Aber irgendwie sahen die Körper nicht aus wie Schweine. Sie waren zu länglich. Lange Gliedmaßen baumelten lose herab. Stetig und unaufhaltsam bewegte sich die Reihe vorwärts. Ein Körper nach dem anderen erschien in Friedrichs Blickfeld, zog vorüber und wurde in den dampfenden Kessel getaucht. An einem war, selbst durch das schmutzige, halbblinde Glas hindurch, ein auffällig leuchtendes rotes Tuch erkennbar.

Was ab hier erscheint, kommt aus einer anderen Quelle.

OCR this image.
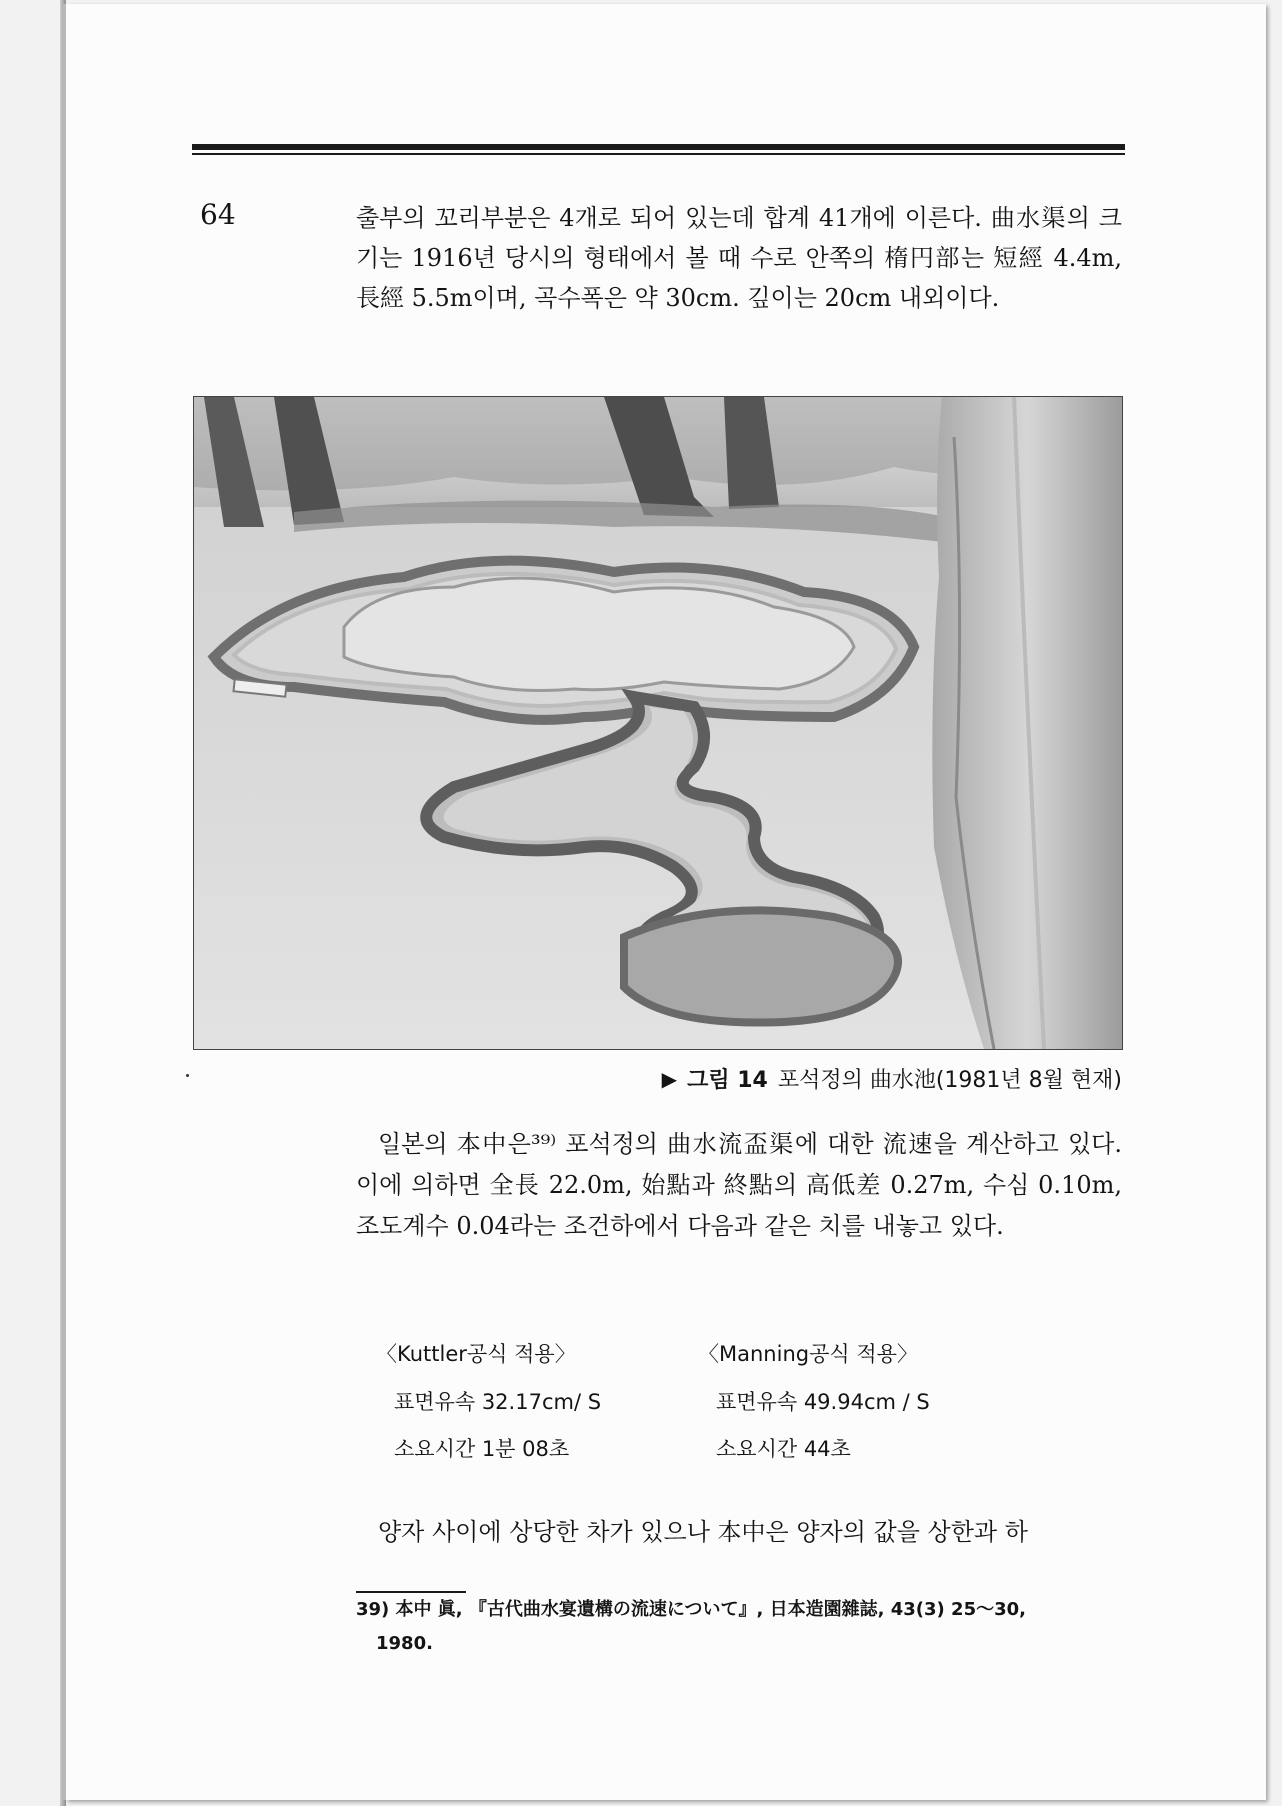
64	출부의 꼬리부분은 4개로 되어 있는데 합계 41개에 이른다. 曲水渠의 크기는 1916년 당시의 형태에서 볼 때 수로 안쪽의 楕円部는 短經 4.4m, 長經 5.5m이며, 곡수폭은 약 30cm. 깊이는 20cm 내외이다.

▶ 그림 14 포석정의 曲水池(1981년 8월 현재)

일본의 本中은³⁹⁾ 포석정의 曲水流盃渠에 대한 流速을 계산하고 있다. 이에 의하면 全長 22.0m, 始點과 終點의 高低差 0.27m, 수심 0.10m, 조도계수 0.04라는 조건하에서 다음과 같은 치를 내놓고 있다.

〈Kuttler공식 적용〉
표면유속 32.17cm/ S
소요시간 1분 08초
〈Manning공식 적용〉
표면유속 49.94cm / S
소요시간 44초

양자 사이에 상당한 차가 있으나 本中은 양자의 값을 상한과 하

39) 本中 眞, 『古代曲水宴遺構の流速について』, 日本造園雜誌, 43(3) 25〜30,
1980.
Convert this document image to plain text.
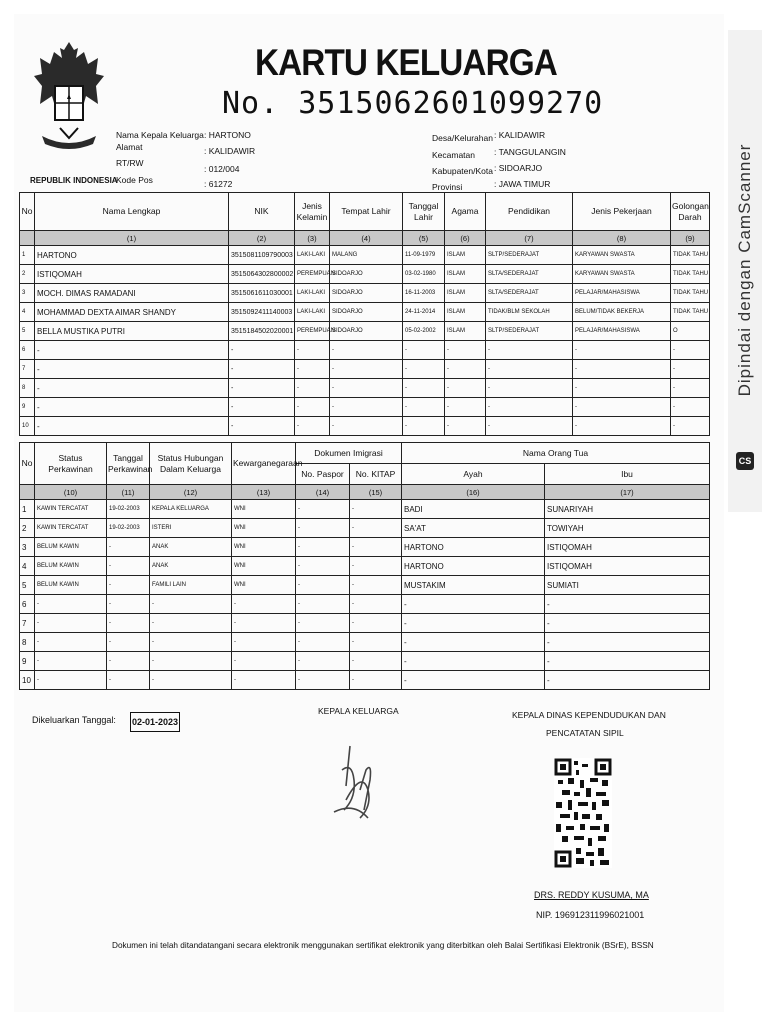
REPUBLIK INDONESIA
KARTU KELUARGA
No. 3515062601099270
Nama Kepala Keluarga : HARTONO
Alamat	: KALIDAWIR
RT/RW
: 012/004
Kode Pos	: 61272
Desa/Kelurahan : KALIDAWIR
Kecamatan : TANGGULANGIN
Kabupaten/Kota : SIDOARJO
Provinsi	: JAWA TIMUR
No	Nama Lengkap	NIK	Jenis Kelamin	Tempat Lahir	Tanggal Lahir	Agama	Pendidikan	Jenis Pekerjaan	Golongan Darah
	(1)	(2)	(3)	(4)	(5)	(6)	(7)	(8)	(9)
1	HARTONO	3515081109790003	LAKI-LAKI	MALANG	11-09-1979	ISLAM	SLTP/SEDERAJAT	KARYAWAN SWASTA	TIDAK TAHU
2	ISTIQOMAH	3515064302800002	PEREMPUAN	SIDOARJO	03-02-1980	ISLAM	SLTA/SEDERAJAT	KARYAWAN SWASTA	TIDAK TAHU
3	MOCH. DIMAS RAMADANI	3515061611030001	LAKI-LAKI	SIDOARJO	16-11-2003	ISLAM	SLTA/SEDERAJAT	PELAJAR/MAHASISWA	TIDAK TAHU
4	MOHAMMAD DEXTA AIMAR SHANDY	3515092411140003	LAKI-LAKI	SIDOARJO	24-11-2014	ISLAM	TIDAK/BLM SEKOLAH	BELUM/TIDAK BEKERJA	TIDAK TAHU
5	BELLA MUSTIKA PUTRI	3515184502020001	PEREMPUAN	SIDOARJO	05-02-2002	ISLAM	SLTP/SEDERAJAT	PELAJAR/MAHASISWA	O
6	-	-	-	-	-	-	-	-	-
7	-	-	-	-	-	-	-	-	-
8	-	-	-	-	-	-	-	-	-
9	-	-	-	-	-	-	-	-	-
10	-	-	-	-	-	-	-	-	-
No	Status Perkawinan	Tanggal Perkawinan	Status Hubungan Dalam Keluarga	Kewarganegaraan	Dokumen Imigrasi		Nama Orang Tua	
					No. Paspor	No. KITAP	Ayah	Ibu
	(10)	(11)	(12)	(13)	(14)	(15)	(16)	(17)
1	KAWIN TERCATAT	19-02-2003	KEPALA KELUARGA	WNI	-	-	BADI	SUNARIYAH
2	KAWIN TERCATAT	19-02-2003	ISTERI	WNI	-	-	SA'AT	TOWIYAH
3	BELUM KAWIN	-	ANAK	WNI	-	-	HARTONO	ISTIQOMAH
4	BELUM KAWIN	-	ANAK	WNI	-	-	HARTONO	ISTIQOMAH
5	BELUM KAWIN	-	FAMILI LAIN	WNI	-	-	MUSTAKIM	SUMIATI
6	-	-	-	-	-	-	-	-
7	-	-	-	-	-	-	-	-
8	-	-	-	-	-	-	-	-
9	-	-	-	-	-	-	-	-
10	-	-	-	-	-	-	-	-
Dikeluarkan Tanggal: 02-01-2023
KEPALA KELUARGA	KEPALA DINAS KEPENDUDUKAN DAN
PENCATATAN SIPIL
DRS. REDDY KUSUMA, MA
NIP. 196912311996021001
Dokumen ini telah ditandatangani secara elektronik menggunakan sertifikat elektronik yang diterbitkan oleh Balai Sertifikasi Elektronik (BSrE), BSSN
Dipindai dengan CamScanner
CS
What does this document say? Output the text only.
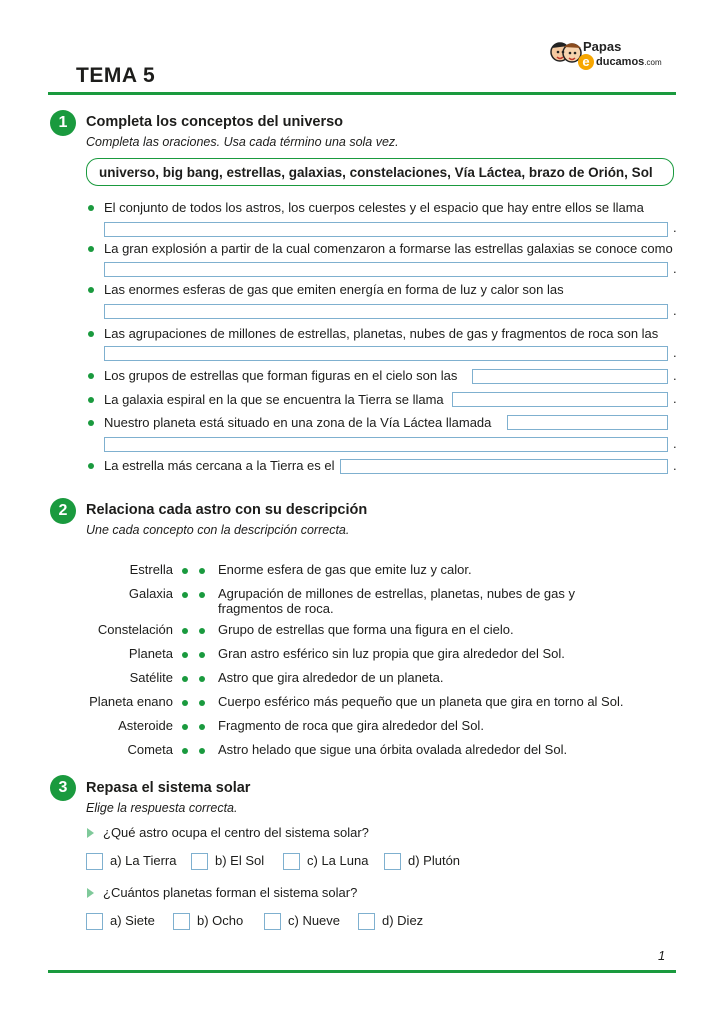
Papas
e ducamos.com
TEMA 5
1	Completa los conceptos del universo
Completa las oraciones. Usa cada término una sola vez.
universo, big bang, estrellas, galaxias, constelaciones, Vía Láctea, brazo de Orión, Sol
El conjunto de todos los astros, los cuerpos celestes y el espacio que hay entre ellos se llama
.
La gran explosión a partir de la cual comenzaron a formarse las estrellas galaxias se conoce como
.
Las enormes esferas de gas que emiten energía en forma de luz y calor son las
.
Las agrupaciones de millones de estrellas, planetas, nubes de gas y fragmentos de roca son las
.
Los grupos de estrellas que forman figuras en el cielo son las	.
La galaxia espiral en la que se encuentra la Tierra se llama	.
Nuestro planeta está situado en una zona de la Vía Láctea llamada
.
La estrella más cercana a la Tierra es el	.
2	Relaciona cada astro con su descripción
Une cada concepto con la descripción correcta.
Estrella	Enorme esfera de gas que emite luz y calor.
Galaxia	Agrupación de millones de estrellas, planetas, nubes de gas y fragmentos de roca.
Constelación	Grupo de estrellas que forma una figura en el cielo.
Planeta	Gran astro esférico sin luz propia que gira alrededor del Sol.
Satélite	Astro que gira alrededor de un planeta.
Planeta enano	Cuerpo esférico más pequeño que un planeta que gira en torno al Sol.
Asteroide	Fragmento de roca que gira alrededor del Sol.
Cometa	Astro helado que sigue una órbita ovalada alrededor del Sol.
3	Repasa el sistema solar
Elige la respuesta correcta.
¿Qué astro ocupa el centro del sistema solar?
a) La Tierra	b) El Sol	c) La Luna	d) Plutón
¿Cuántos planetas forman el sistema solar?
a) Siete	b) Ocho	c) Nueve	d) Diez
1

Im ersten fahlen Morgenlicht schlich sich Friedrich aus dem Haus. Er wechselte auf die andere Straßenseite, um nicht unmittelbar an der Fabrik vorbeigehen zu müssen. Als er die Hauptstraße erreichte, sah er noch einmal hinüber. Die Fabrik summte monoton vor sich hin und stieß ab und zu eine Dampfwolke aus. Die Leuchtreklame war immer noch in Betrieb. Unermüdlich hoben die Suppenesser ihre riesigen Löffel vom Teller zum Mund, vom Teller zum Mund.

„Uns - schmeckt’s. – Hmmm ... – Eine – gute - Suppe – von – Schmacki.“

In der Ferne sah Friedrich eine Straßenbahn auftauchen. Er begann, in Richtung der Haltestelle zu laufen. Die Straßenbahn kam näher. Friedrich rannte, als liefe er um sein Leben.